Wednesday, December 23, 2020

ICE probe leads to indictment of LA Fashion District wholesaler and 2 associates in schemes to avoid tariffs, launder drug money and avoid taxes

A federal grand jury has returned a 35-count indictment alleging that a Fashion District outfit was at the center of two schemes, one that avoided the payment of more than $10 million in customs duties on imported clothing, and a second “Black Market Peso Exchange” scheme in which the company laundered narcotics proceeds and failed to report on tax returns over $17 million derived from cash transactions.

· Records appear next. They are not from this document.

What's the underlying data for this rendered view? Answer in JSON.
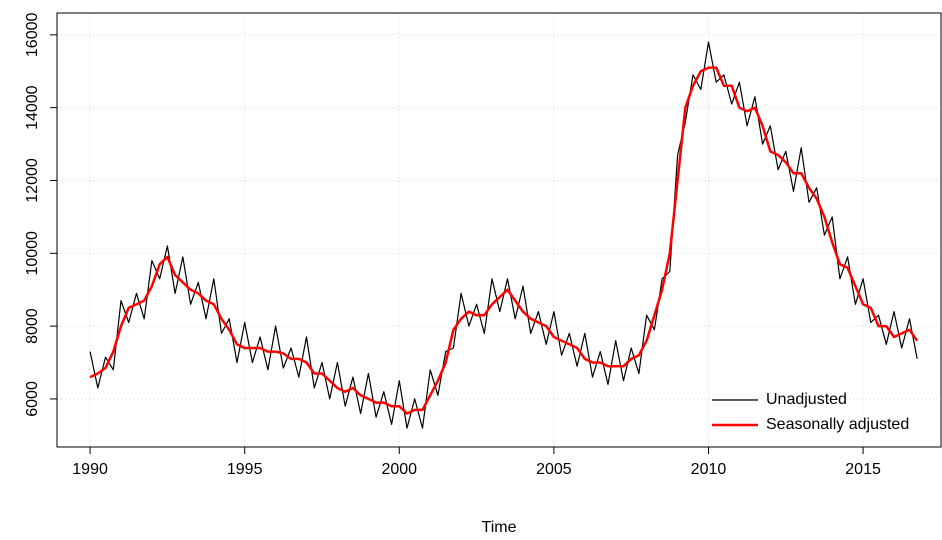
{
  "chart_data": {
    "type": "line",
    "xlabel": "Time",
    "xlim": [
      1988.93,
      2017.52
    ],
    "ylim": [
      4680,
      16600
    ],
    "xticks": [
      1990,
      1995,
      2000,
      2005,
      2010,
      2015
    ],
    "yticks": [
      6000,
      8000,
      10000,
      12000,
      14000,
      16000
    ],
    "grid": true,
    "legend": "bottom-right",
    "x": [
      1990,
      1990.25,
      1990.5,
      1990.75,
      1991,
      1991.25,
      1991.5,
      1991.75,
      1992,
      1992.25,
      1992.5,
      1992.75,
      1993,
      1993.25,
      1993.5,
      1993.75,
      1994,
      1994.25,
      1994.5,
      1994.75,
      1995,
      1995.25,
      1995.5,
      1995.75,
      1996,
      1996.25,
      1996.5,
      1996.75,
      1997,
      1997.25,
      1997.5,
      1997.75,
      1998,
      1998.25,
      1998.5,
      1998.75,
      1999,
      1999.25,
      1999.5,
      1999.75,
      2000,
      2000.25,
      2000.5,
      2000.75,
      2001,
      2001.25,
      2001.5,
      2001.75,
      2002,
      2002.25,
      2002.5,
      2002.75,
      2003,
      2003.25,
      2003.5,
      2003.75,
      2004,
      2004.25,
      2004.5,
      2004.75,
      2005,
      2005.25,
      2005.5,
      2005.75,
      2006,
      2006.25,
      2006.5,
      2006.75,
      2007,
      2007.25,
      2007.5,
      2007.75,
      2008,
      2008.25,
      2008.5,
      2008.75,
      2009,
      2009.25,
      2009.5,
      2009.75,
      2010,
      2010.25,
      2010.5,
      2010.75,
      2011,
      2011.25,
      2011.5,
      2011.75,
      2012,
      2012.25,
      2012.5,
      2012.75,
      2013,
      2013.25,
      2013.5,
      2013.75,
      2014,
      2014.25,
      2014.5,
      2014.75,
      2015,
      2015.25,
      2015.5,
      2015.75,
      2016,
      2016.25,
      2016.5,
      2016.75
    ],
    "series": [
      {
        "name": "Unadjusted",
        "color": "#000000",
        "width": 1.2,
        "values": [
          7300,
          6300,
          7150,
          6800,
          8700,
          8100,
          8900,
          8200,
          9800,
          9300,
          10200,
          8900,
          9900,
          8600,
          9200,
          8200,
          9300,
          7800,
          8200,
          7000,
          8100,
          7000,
          7700,
          6800,
          8000,
          6850,
          7400,
          6600,
          7700,
          6300,
          7000,
          6000,
          7000,
          5800,
          6600,
          5600,
          6700,
          5500,
          6200,
          5300,
          6500,
          5200,
          6000,
          5200,
          6800,
          6100,
          7300,
          7400,
          8900,
          8000,
          8600,
          7800,
          9300,
          8400,
          9300,
          8200,
          9100,
          7800,
          8400,
          7500,
          8400,
          7200,
          7800,
          6900,
          7800,
          6600,
          7300,
          6400,
          7600,
          6500,
          7400,
          6700,
          8300,
          7900,
          9300,
          9500,
          12700,
          13600,
          14900,
          14500,
          15800,
          14700,
          14900,
          14100,
          14700,
          13500,
          14300,
          13000,
          13500,
          12300,
          12800,
          11700,
          12900,
          11400,
          11800,
          10500,
          11000,
          9300,
          9900,
          8600,
          9300,
          8100,
          8300,
          7500,
          8400,
          7400,
          8200,
          7100
        ]
      },
      {
        "name": "Seasonally adjusted",
        "color": "#ff0000",
        "width": 2.5,
        "values": [
          6600,
          6700,
          6850,
          7300,
          8000,
          8500,
          8600,
          8700,
          9100,
          9700,
          9900,
          9400,
          9200,
          9000,
          8900,
          8700,
          8600,
          8200,
          7900,
          7500,
          7400,
          7400,
          7400,
          7300,
          7300,
          7250,
          7100,
          7100,
          7000,
          6700,
          6700,
          6500,
          6300,
          6200,
          6300,
          6100,
          6000,
          5900,
          5900,
          5800,
          5800,
          5600,
          5700,
          5700,
          6100,
          6500,
          7000,
          7900,
          8200,
          8400,
          8300,
          8300,
          8600,
          8800,
          9000,
          8700,
          8400,
          8200,
          8100,
          8000,
          7700,
          7600,
          7500,
          7400,
          7100,
          7000,
          7000,
          6900,
          6900,
          6900,
          7100,
          7200,
          7600,
          8300,
          9000,
          10000,
          12000,
          14000,
          14600,
          15000,
          15100,
          15100,
          14600,
          14600,
          14000,
          13900,
          14000,
          13500,
          12800,
          12700,
          12500,
          12200,
          12200,
          11800,
          11500,
          11000,
          10300,
          9700,
          9600,
          9100,
          8600,
          8500,
          8000,
          8000,
          7700,
          7800,
          7900,
          7600
        ]
      }
    ]
  }
}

The first scheme outlined in the indictment allegedly involves the avoidance of customs duties and tariffs by purchasing garments from overseas manufacturers, including from China, but then submitting false information to U.S. Customs and Border Protection (CBP) that understated the true value of the items being imported in the U.S. As a result, the import duties owed on the shipments were lowered. The indictment alleges that the defendants sent 515 individual wire transfers totaling $137,156,726 to pay overseas suppliers for undervalued garments. Overall, according to the indictment, CTJ imported goods that were undervalued by more than $62 million, causing approximately $10,269,068 in unpaid tariffs and duties that should have been paid to CBP. Some of this conduct occurred prior to authorities executing search warrants at CTJ and GLLR in 2014, but the indictment alleges that undervaluation resumed in 2018 and lasted until at least July 2020.

In the second scheme, the Rhews used CTJ “to receive large amounts of bulk United States currency, including from narcotics proceeds, as payment for outstanding merchandise orders from customers in Mexico and elsewhere,” according to the indictment. CTJ allegedly accepted large cash payments of up to $70,000 even after the law enforcement action targeted their businesses in 2014. The defendants failed to file currency transaction reports, which are required for any transaction involving more than $10,000 in cash, and they concealed the cash receipts from an accountant who prepared their taxes, which led the Rhews to fraudulently omit more than $17.6 million in gross sales from tax returns filed with the IRS, the indictment alleges.